DUBLIN (Reuters) - Activity in Ireland’s services sector collapsed to a historic low in April, with a survey showing activity at less than half the previous lowest mark, seen during the global financial crisis that hit Ireland particularly hard a decade ago.
The AIB IHS Markit Purchasing Managers’ Index (PMI) forservices fell to 13.9 from 32.5 in March, far below the 50 markthat separates growth from contraction and broadly in line with a flash reading for the euro zone as a whole.
The March reading was already the third-weakest in the survey’s 20-year history after a gradual shut down of the economy to slow the spread of the coronavirus from mid-March.

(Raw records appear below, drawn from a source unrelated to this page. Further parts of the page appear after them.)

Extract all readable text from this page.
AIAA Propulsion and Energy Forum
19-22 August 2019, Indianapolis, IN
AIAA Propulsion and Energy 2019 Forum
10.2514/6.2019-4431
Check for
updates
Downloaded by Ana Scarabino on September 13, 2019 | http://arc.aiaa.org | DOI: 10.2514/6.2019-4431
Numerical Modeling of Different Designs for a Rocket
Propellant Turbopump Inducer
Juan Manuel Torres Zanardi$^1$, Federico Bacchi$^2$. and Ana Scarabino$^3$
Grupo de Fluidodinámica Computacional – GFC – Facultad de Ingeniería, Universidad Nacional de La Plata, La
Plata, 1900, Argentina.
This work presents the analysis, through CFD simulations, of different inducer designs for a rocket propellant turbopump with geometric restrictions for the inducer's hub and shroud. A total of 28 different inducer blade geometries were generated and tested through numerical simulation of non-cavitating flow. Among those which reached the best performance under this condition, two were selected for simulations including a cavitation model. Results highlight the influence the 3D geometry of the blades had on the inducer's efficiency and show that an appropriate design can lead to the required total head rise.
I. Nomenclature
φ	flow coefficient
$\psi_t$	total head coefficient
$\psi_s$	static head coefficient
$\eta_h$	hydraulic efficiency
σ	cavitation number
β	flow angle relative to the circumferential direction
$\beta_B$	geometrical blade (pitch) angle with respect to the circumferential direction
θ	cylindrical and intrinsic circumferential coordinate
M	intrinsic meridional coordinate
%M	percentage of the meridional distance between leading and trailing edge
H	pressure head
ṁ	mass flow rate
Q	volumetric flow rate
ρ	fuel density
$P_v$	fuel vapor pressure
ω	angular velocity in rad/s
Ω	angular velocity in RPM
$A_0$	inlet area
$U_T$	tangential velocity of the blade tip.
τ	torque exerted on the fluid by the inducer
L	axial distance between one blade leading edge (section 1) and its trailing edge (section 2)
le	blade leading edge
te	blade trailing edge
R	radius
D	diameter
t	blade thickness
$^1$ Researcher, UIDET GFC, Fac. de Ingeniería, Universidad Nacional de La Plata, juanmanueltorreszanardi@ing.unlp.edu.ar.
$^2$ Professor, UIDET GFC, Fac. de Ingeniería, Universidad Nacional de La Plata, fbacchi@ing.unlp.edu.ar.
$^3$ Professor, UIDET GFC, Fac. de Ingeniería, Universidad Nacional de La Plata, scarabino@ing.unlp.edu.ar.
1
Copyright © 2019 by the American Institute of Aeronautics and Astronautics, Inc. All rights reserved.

The previous record low of 31.8 occurred in February 2009.
All four sub-sectors registered unprecedented contractions in activity in April with two categories — transport, tourism & leisure and business services –- recording single-digit index readings of 5.2 and 7.4 respectively, the survey’s authors said.
With unemployment forecast to hit 25%, Ireland laid out a roadmap on Friday for a steady reopening of the economy that could allow building sites and some retailers to open in two weeks, with restaurants following in June, hotels in July and finally pubs in August.
The services collapse follows a similar record decline for Irish manufacturing. Ireland’s finance ministry forecasts a decline of at least 10% in gross domestic product this year.
“The extent of the weakness in April is truly remarkable: 78% of firms reported lower business activity; 80% recorded declines in new orders; over 40% of companies cut staff numbers, while almost 60% saw a decline in order backlogs,” AIB Chief Economist Oliver Mangan said.
“One glimmer of hope was that business sentiment may be stabilising, with the index for the outlook for the next 12 months falling only slightly after its big plunge in March.”